Design Pattern - Generic - Handling Flat Files
Purpose
Section titled “Purpose”This Design Pattern describes the requirements for extracting data from a flat file source.
Motivation
Section titled “Motivation”Many source systems for a Data Warehouse still use flat files as a mechanism to deliver data. The processing of these files should be done in a standardized manner.
Applicability
Section titled “Applicability”This pattern is only applicable for loading processes from the source application into the Staging Layer (Landing Area or Persistent Staging Area) where the source provides the data in flat file format. This includes ASCII, CSV, XML or UNICODE formats.
Structure
Section titled “Structure”With the delivering parties it should be agreed that all the files will be delivered to a central location where the data logistics can process these files: the Landing Area. Within this landing area every source system has its dedicated own subdirectory.
Also, every subdirectory contains an ‘archive’ directory where files can be kept after processing (optionally).
The high level process is:
- Receive the files and, in case a zip file is delivered, unzip the file(s) in the landing area.
- If the source files are being transferred via FTP, a flag file should also be sent after actual source file has been sent completely to inform the data logistics process that the source file has been transferred completely. Messaging applications (brokers) typically contain built-in functionality for this purpose.
- Run the import data logistics process to the Staging Layer (source to staging)..
- If control files are available, the record counts should be checked against the number of records in the staging table.If the (total of the) record counts does not match what is in the Staging Layer the process should report failure.
- If the data logistics process (Module) is successful the original files can optionally be moved to an archive directory..
- If the data logistics process (Module) is unsuccessful the files are also removed but the original zip file is untouched, resetting the process to before the execution started.
Implementation guidelines
Section titled “Implementation guidelines”- Every separate source system has its own directory in the landing area.
- Every source directory has an archive directory.
- data logistics process must be capable of loading multiple files in one execution. This may require file comparisons to detect the deltas to be loaded in the Landing Area if the file contains a full dataset (‘complete dump’). If the file already contains a delta it can be loaded into the Staging Layer directly.
- The data types in the staging table are all unicode to support a potentially wide variety of characters (i.e. NVARCHAR (100) or NVARCHAR (1000)). This is done to simplify further processing and to prevent data type issues from flat file sources.
- If applicable the data types of the flat file source definition are set to the same length as defined in the previous bullet.
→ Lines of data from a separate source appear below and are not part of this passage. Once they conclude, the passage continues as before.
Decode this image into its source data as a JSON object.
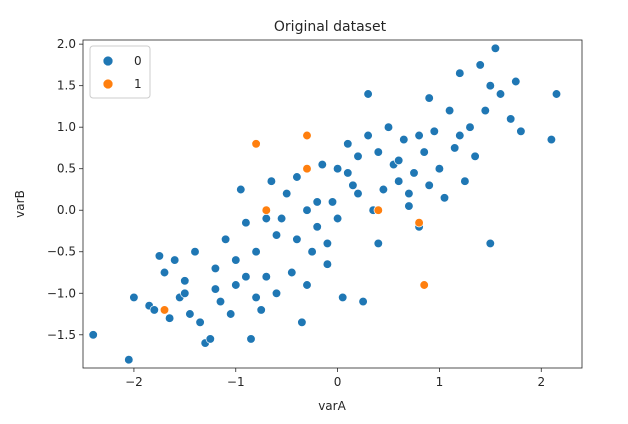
{
  "chart_data": {
    "type": "scatter",
    "title": "Original dataset",
    "xlabel": "varA",
    "ylabel": "varB",
    "xlim": [
      -2.5,
      2.4
    ],
    "ylim": [
      -1.9,
      2.05
    ],
    "xticks": [
      -2,
      -1,
      0,
      1,
      2
    ],
    "yticks": [
      -1.5,
      -1.0,
      -0.5,
      0.0,
      0.5,
      1.0,
      1.5,
      2.0
    ],
    "xtick_labels": [
      "−2",
      "−1",
      "0",
      "1",
      "2"
    ],
    "ytick_labels": [
      "−1.5",
      "−1.0",
      "−0.5",
      "0.0",
      "0.5",
      "1.0",
      "1.5",
      "2.0"
    ],
    "legend_placement": "top-left",
    "series": [
      {
        "name": "0",
        "color": "#1f77b4",
        "points": [
          [
            -2.4,
            -1.5
          ],
          [
            -2.05,
            -1.8
          ],
          [
            -2.0,
            -1.05
          ],
          [
            -1.85,
            -1.15
          ],
          [
            -1.8,
            -1.2
          ],
          [
            -1.75,
            -0.55
          ],
          [
            -1.7,
            -0.75
          ],
          [
            -1.65,
            -1.3
          ],
          [
            -1.6,
            -0.6
          ],
          [
            -1.55,
            -1.05
          ],
          [
            -1.5,
            -0.85
          ],
          [
            -1.45,
            -1.25
          ],
          [
            -1.4,
            -0.5
          ],
          [
            -1.35,
            -1.35
          ],
          [
            -1.3,
            -1.6
          ],
          [
            -1.25,
            -1.55
          ],
          [
            -1.2,
            -0.95
          ],
          [
            -1.15,
            -1.1
          ],
          [
            -1.1,
            -0.35
          ],
          [
            -1.05,
            -1.25
          ],
          [
            -1.0,
            -0.6
          ],
          [
            -0.95,
            0.25
          ],
          [
            -0.9,
            -0.15
          ],
          [
            -0.85,
            -1.55
          ],
          [
            -0.8,
            -1.05
          ],
          [
            -0.75,
            -1.2
          ],
          [
            -0.7,
            -0.8
          ],
          [
            -0.65,
            0.35
          ],
          [
            -0.6,
            -1.0
          ],
          [
            -0.55,
            -0.1
          ],
          [
            -0.5,
            0.2
          ],
          [
            -0.45,
            -0.75
          ],
          [
            -0.4,
            -0.35
          ],
          [
            -0.35,
            -1.35
          ],
          [
            -0.3,
            0.0
          ],
          [
            -0.25,
            -0.5
          ],
          [
            -0.2,
            -0.2
          ],
          [
            -0.15,
            0.55
          ],
          [
            -0.1,
            -0.65
          ],
          [
            -0.05,
            0.1
          ],
          [
            0.0,
            -0.1
          ],
          [
            0.05,
            -1.05
          ],
          [
            0.1,
            0.45
          ],
          [
            0.15,
            0.3
          ],
          [
            0.2,
            0.65
          ],
          [
            0.25,
            -1.1
          ],
          [
            0.3,
            1.4
          ],
          [
            0.35,
            0.0
          ],
          [
            0.4,
            0.7
          ],
          [
            0.45,
            0.25
          ],
          [
            0.5,
            1.0
          ],
          [
            0.55,
            0.55
          ],
          [
            0.6,
            0.35
          ],
          [
            0.65,
            0.85
          ],
          [
            0.7,
            0.05
          ],
          [
            0.75,
            0.45
          ],
          [
            0.8,
            -0.2
          ],
          [
            0.85,
            0.7
          ],
          [
            0.9,
            1.35
          ],
          [
            0.95,
            0.95
          ],
          [
            1.0,
            0.5
          ],
          [
            1.05,
            0.15
          ],
          [
            1.1,
            1.2
          ],
          [
            1.15,
            0.75
          ],
          [
            1.2,
            1.65
          ],
          [
            1.25,
            0.35
          ],
          [
            1.3,
            1.0
          ],
          [
            1.35,
            0.65
          ],
          [
            1.4,
            1.75
          ],
          [
            1.45,
            1.2
          ],
          [
            1.5,
            -0.4
          ],
          [
            1.55,
            1.95
          ],
          [
            1.6,
            1.4
          ],
          [
            1.7,
            1.1
          ],
          [
            1.75,
            1.55
          ],
          [
            1.8,
            0.95
          ],
          [
            2.1,
            0.85
          ],
          [
            2.15,
            1.4
          ],
          [
            -1.0,
            -0.9
          ],
          [
            -0.6,
            -0.3
          ],
          [
            -0.2,
            0.1
          ],
          [
            0.2,
            0.2
          ],
          [
            0.6,
            0.6
          ],
          [
            -0.4,
            0.4
          ],
          [
            0.0,
            0.5
          ],
          [
            0.4,
            -0.4
          ],
          [
            -0.8,
            -0.5
          ],
          [
            0.8,
            0.9
          ],
          [
            -1.2,
            -0.7
          ],
          [
            1.2,
            0.9
          ],
          [
            -0.3,
            -0.9
          ],
          [
            0.3,
            0.9
          ],
          [
            -0.7,
            -0.1
          ],
          [
            0.7,
            0.2
          ],
          [
            -1.5,
            -1.0
          ],
          [
            1.5,
            1.5
          ],
          [
            -0.9,
            -0.8
          ],
          [
            0.9,
            0.3
          ],
          [
            -0.1,
            -0.4
          ],
          [
            0.1,
            0.8
          ]
        ]
      },
      {
        "name": "1",
        "color": "#ff7f0e",
        "points": [
          [
            -1.7,
            -1.2
          ],
          [
            -0.8,
            0.8
          ],
          [
            -0.7,
            0.0
          ],
          [
            -0.3,
            0.9
          ],
          [
            -0.3,
            0.5
          ],
          [
            0.4,
            0.0
          ],
          [
            0.8,
            -0.15
          ],
          [
            0.85,
            -0.9
          ]
        ]
      }
    ]
  }
}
This is done to reduce the impact of field changes.
- A single Batch (workflow) may be created when a source systems delivers more than one file. This depends on the size of the files and the total processing time.
- Modules are only actively failed when record counts from the control files do not match.
- Every source file should contain the timestamp in the file name (YYYYMMDD_HHMM_SS).
- File lists may be used to select which files to load and to handle the changing filenames (date!). This also provides the opportunity to process multiple files at once.
- If files are delivered less frequently than the data logistics process runs, for instance files are delivered weekly but the data logistics process runs daily, a file list still needs to be created. This file list contains an empty dummy file so the process does not fail.
Considerations and consequences
Section titled “Considerations and consequences”The decision not to copy the data types from the file definitions but to check and explicitly convert these in the data logistics process will mean that explicit checks and data type conversions will have to be added later in the Integration Layer.
Typically (and recommended) this is done as part of the Interpretation Layer data logistics processes as this allows to process data that has quality issues. Dirty data will be loaded into the Integration Area where it can be handled accordingly for issues such as missing business keys.
When the source system does not provide the file generation date time it will have to be determined by the Data Warehouse. This can be achieved in a variety of ways, but must be consistent.
Some examples are:
- Using the created and/or modified timestamp from the file.
- Using a derived generation date of the file relative to the system timestamp. This can be useful when processing daily batch data. In a daily interval, one (1) day can be subtracted from the generation date in order to process the correct date time of the event. The same process is applicable to any other used Batch interval. A file date that is the same as the system timestamp means that the file itself was generated on the same day, usually just past midnight. If the generation date is the system timestamp minus one date, then the generation date can be used as date time event.
Related patterns
Section titled “Related patterns”None.